Photo of  Sandy Hoa Dang Born in Hanoi at the height of the Vietnam War, Sandy Hoa Dang and her family had to leave Vietnam when she was ten years old. After spending almost a year on a plantation in China, her family escaped to Hong Kong on a fishing boat. Over three years in a series of refugee camps, Sandy received no formal schooling. By the time her family was resettled in Salt Lake City, Utah, she was thirteen years old and spoke no English. Sandy still vividly recalls standing outside the school cafeteria crying because she did not know how to ask for a lunch ticket in English.

After a year in Utah, Sandy's family moved to Brooklyn, NY, where her family of six lived in a one-bedroom apartment in a poor and distressed neighborhood while her parents worked long hours to support the family. Six years after she arrived in the United States, she became the first person in her immediate family to go to college, with a scholarship to Duke University. On graduating from Duke, she went on to earn an M.S.W from Catholic University.

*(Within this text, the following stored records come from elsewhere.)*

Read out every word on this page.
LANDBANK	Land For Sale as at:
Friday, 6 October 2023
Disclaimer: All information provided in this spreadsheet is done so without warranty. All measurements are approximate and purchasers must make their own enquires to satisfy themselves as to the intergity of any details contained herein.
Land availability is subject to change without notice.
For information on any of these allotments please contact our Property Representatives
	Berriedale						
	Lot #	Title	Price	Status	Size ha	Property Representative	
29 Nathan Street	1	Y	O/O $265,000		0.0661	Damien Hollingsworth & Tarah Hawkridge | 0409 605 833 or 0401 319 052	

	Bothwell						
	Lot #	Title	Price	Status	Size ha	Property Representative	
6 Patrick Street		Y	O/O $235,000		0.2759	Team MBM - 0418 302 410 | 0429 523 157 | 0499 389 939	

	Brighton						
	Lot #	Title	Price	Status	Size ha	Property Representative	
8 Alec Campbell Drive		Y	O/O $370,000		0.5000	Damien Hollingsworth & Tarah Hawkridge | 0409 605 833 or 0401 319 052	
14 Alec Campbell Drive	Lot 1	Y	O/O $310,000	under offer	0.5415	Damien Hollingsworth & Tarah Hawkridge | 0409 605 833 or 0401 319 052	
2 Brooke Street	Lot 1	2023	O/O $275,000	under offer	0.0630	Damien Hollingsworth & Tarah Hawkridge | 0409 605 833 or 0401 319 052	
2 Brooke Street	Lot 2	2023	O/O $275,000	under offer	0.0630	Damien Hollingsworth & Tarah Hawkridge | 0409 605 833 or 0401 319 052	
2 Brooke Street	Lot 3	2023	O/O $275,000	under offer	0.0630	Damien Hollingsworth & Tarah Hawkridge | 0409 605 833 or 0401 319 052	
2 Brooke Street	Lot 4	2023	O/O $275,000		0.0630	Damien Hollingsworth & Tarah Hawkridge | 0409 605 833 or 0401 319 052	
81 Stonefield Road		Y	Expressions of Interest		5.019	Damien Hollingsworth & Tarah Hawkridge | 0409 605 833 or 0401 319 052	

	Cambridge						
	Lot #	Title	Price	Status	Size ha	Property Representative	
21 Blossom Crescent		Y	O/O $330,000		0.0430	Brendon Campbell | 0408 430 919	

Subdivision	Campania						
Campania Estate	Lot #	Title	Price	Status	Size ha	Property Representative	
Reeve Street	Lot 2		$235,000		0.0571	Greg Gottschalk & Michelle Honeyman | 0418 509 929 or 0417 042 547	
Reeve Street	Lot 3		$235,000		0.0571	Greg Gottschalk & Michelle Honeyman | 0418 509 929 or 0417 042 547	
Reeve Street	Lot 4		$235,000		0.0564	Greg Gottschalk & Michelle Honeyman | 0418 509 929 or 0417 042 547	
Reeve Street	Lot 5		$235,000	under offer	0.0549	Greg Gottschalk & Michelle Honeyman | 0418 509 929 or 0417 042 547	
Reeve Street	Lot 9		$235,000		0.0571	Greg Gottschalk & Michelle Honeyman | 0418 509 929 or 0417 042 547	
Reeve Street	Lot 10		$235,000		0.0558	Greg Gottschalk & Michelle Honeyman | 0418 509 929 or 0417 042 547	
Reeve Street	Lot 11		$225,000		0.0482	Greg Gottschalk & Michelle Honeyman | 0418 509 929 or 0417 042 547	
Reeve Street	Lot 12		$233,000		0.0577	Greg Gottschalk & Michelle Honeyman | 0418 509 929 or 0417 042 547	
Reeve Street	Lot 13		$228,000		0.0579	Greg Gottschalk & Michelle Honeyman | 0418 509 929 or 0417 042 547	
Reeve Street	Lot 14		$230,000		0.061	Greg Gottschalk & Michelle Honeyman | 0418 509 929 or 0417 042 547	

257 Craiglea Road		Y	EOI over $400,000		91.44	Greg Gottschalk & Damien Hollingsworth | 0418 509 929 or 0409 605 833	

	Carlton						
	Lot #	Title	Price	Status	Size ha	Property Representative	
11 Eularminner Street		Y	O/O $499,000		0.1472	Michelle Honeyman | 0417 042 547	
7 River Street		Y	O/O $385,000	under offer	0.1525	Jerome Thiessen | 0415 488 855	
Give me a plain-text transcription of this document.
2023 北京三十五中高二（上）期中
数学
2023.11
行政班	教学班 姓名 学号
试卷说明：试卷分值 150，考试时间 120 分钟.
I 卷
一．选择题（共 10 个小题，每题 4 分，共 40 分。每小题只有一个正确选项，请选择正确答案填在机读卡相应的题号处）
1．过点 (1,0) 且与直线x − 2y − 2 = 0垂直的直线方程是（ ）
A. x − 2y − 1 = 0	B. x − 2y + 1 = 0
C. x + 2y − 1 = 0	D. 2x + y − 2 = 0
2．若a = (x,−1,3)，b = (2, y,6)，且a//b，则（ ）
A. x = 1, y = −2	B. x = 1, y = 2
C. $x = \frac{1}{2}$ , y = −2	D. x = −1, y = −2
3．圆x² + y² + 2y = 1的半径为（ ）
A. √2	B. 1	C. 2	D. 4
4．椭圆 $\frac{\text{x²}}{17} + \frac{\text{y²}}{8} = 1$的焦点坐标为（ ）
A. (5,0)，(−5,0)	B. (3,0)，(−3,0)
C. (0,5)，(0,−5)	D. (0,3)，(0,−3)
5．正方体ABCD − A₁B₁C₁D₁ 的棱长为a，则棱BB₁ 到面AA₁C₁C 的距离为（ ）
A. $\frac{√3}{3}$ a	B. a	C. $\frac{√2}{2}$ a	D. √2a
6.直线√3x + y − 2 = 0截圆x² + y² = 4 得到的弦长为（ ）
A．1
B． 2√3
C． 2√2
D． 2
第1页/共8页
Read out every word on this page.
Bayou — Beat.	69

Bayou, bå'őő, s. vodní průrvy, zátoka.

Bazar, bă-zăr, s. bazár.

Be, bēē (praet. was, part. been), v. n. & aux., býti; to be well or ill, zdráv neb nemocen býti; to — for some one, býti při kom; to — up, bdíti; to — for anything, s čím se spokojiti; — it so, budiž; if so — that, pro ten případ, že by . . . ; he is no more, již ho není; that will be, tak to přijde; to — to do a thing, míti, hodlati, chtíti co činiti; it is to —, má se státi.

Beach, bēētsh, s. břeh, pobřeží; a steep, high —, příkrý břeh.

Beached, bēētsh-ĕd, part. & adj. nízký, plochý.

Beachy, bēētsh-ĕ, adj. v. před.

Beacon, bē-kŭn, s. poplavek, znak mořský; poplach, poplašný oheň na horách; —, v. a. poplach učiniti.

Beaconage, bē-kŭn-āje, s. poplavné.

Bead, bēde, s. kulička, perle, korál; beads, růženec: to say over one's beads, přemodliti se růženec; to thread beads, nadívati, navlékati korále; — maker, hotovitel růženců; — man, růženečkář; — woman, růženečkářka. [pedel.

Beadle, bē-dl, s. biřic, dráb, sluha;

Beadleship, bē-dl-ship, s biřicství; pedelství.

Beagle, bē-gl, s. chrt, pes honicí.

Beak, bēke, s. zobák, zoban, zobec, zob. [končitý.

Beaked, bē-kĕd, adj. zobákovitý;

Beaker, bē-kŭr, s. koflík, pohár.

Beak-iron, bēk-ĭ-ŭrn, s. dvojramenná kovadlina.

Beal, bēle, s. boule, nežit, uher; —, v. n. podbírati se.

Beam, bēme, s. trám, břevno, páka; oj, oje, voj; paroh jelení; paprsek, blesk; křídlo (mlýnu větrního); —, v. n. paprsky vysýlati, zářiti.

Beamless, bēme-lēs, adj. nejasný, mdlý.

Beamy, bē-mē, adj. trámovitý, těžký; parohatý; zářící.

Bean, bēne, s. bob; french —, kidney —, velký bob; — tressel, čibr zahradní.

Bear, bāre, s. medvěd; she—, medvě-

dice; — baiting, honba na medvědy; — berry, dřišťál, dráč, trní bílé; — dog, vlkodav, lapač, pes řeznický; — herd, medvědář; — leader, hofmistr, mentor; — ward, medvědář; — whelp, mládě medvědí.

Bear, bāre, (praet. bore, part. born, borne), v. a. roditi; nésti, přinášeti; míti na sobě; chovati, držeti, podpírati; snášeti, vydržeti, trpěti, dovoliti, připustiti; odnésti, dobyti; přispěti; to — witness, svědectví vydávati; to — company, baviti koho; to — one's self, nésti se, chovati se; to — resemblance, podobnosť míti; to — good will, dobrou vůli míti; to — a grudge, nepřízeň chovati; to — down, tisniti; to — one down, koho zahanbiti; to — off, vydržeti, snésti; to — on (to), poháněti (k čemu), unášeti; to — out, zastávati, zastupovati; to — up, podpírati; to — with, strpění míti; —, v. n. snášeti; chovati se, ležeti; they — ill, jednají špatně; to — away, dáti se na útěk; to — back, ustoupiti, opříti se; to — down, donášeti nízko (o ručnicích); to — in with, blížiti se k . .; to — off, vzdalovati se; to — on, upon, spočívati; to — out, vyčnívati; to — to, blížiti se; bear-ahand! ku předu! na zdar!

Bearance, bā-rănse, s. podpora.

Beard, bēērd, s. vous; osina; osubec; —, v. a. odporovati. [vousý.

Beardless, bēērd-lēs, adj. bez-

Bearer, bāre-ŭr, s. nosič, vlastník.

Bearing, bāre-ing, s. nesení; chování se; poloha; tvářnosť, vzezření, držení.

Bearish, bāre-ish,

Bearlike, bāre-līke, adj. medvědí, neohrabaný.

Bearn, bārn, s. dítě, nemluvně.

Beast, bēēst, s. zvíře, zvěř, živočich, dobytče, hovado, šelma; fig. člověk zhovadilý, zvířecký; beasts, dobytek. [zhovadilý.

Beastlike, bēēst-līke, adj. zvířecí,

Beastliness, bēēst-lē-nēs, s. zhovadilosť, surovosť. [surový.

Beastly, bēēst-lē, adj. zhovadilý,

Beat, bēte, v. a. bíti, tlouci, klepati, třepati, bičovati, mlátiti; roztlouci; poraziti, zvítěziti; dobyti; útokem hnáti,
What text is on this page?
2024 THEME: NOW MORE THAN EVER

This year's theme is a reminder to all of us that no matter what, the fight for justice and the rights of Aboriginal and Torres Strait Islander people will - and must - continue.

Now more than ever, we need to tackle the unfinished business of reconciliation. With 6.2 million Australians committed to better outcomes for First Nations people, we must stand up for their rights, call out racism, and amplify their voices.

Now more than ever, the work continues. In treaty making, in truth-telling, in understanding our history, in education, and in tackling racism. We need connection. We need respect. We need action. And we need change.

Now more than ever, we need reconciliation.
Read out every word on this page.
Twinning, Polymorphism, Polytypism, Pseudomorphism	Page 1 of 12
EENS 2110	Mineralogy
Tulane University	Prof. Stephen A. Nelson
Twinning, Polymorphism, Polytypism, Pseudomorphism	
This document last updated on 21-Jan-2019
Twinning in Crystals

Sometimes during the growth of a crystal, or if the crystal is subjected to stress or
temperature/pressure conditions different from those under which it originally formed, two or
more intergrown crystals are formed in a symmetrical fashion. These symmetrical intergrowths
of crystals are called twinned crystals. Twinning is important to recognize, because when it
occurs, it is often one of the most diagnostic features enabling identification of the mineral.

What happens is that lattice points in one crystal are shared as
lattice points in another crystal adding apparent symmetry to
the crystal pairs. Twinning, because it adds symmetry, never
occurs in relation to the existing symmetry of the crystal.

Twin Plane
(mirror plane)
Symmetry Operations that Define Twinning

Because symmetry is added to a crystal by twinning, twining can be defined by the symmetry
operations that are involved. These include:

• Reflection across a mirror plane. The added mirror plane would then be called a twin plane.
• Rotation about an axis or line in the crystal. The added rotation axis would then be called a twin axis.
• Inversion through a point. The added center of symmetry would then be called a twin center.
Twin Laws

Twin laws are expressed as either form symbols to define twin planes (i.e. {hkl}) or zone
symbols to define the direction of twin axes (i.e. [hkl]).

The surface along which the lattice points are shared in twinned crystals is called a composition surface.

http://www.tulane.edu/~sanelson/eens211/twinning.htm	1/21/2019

In 1995, when she was ready to begin her career, she noticed that there were 6,000 Vietnamese refugees newly arrived in the District of Columbia. They faced cultural barriers, as well as difficulties accessing education, employment, and housing. Some of the children were dropping out of school and joining street gangs. Despite these problems, Sandy knew these children had the potential to learn, to go to college and move out of poverty, as she and her siblings had done. In 1998, with a $15,000 seed grant, she founded Asian American LEAD (AALEAD), the first Asian-American youth development organization in the Washington D.C. region. AALEAD supported immigrant families through a broad array of educational and social services, including academic enrichment, one-on-one mentoring, leadership training, and family support services.

Within a short time, AALEAD helped hundreds of students achieve academic success, graduate from high school, and go to college. Many former AALEAD students are now professionals contributing to their families, community, and society. Because of the positive impact they were having on young people's lives, the Annie E. Casey Foundation recognized AALEAD as an exemplary program in 2002. In 2003, AALEAD was awarded more than $1 million from the Edna McConnell Clark Foundation and Venture Philanthropy Partners to grow and expand their model programs to other locations in the Washington metro region.

In 2006, AALEAD opened an office in Montgomery County, Maryland. As the founder and executive director of AALEAD for 13 years, Sandy played a key role in its success and growth and today AALEAD continued to thrive under new leadership.

On transitioning from AALEAD, Sandy entered the Midcareer M.P.A. program at the Kennedy School of Government at Harvard University from which she graduated in May 2010. At present, she is a Special Initiative Advisor at JBS International, a consulting firm based in North Bethesda, MD. Sandy also works as a change management consultant for Casey Family Programs advising the Dept. of Health and Human Services at Montgomery County, MD on systems integration issues.

Sandy currently serves on the Board of Directors of the National Coalition for Asian Pacific American Community Development, on the Community Advisory Board of the John F. Kennedy Center for the Performing Arts, and the Community Advisory Council for WETA Television. She was selected as one of the 12 Washingtonians of the Year 2001. Sandy is fluent in English, Vietnamese and Cantonese.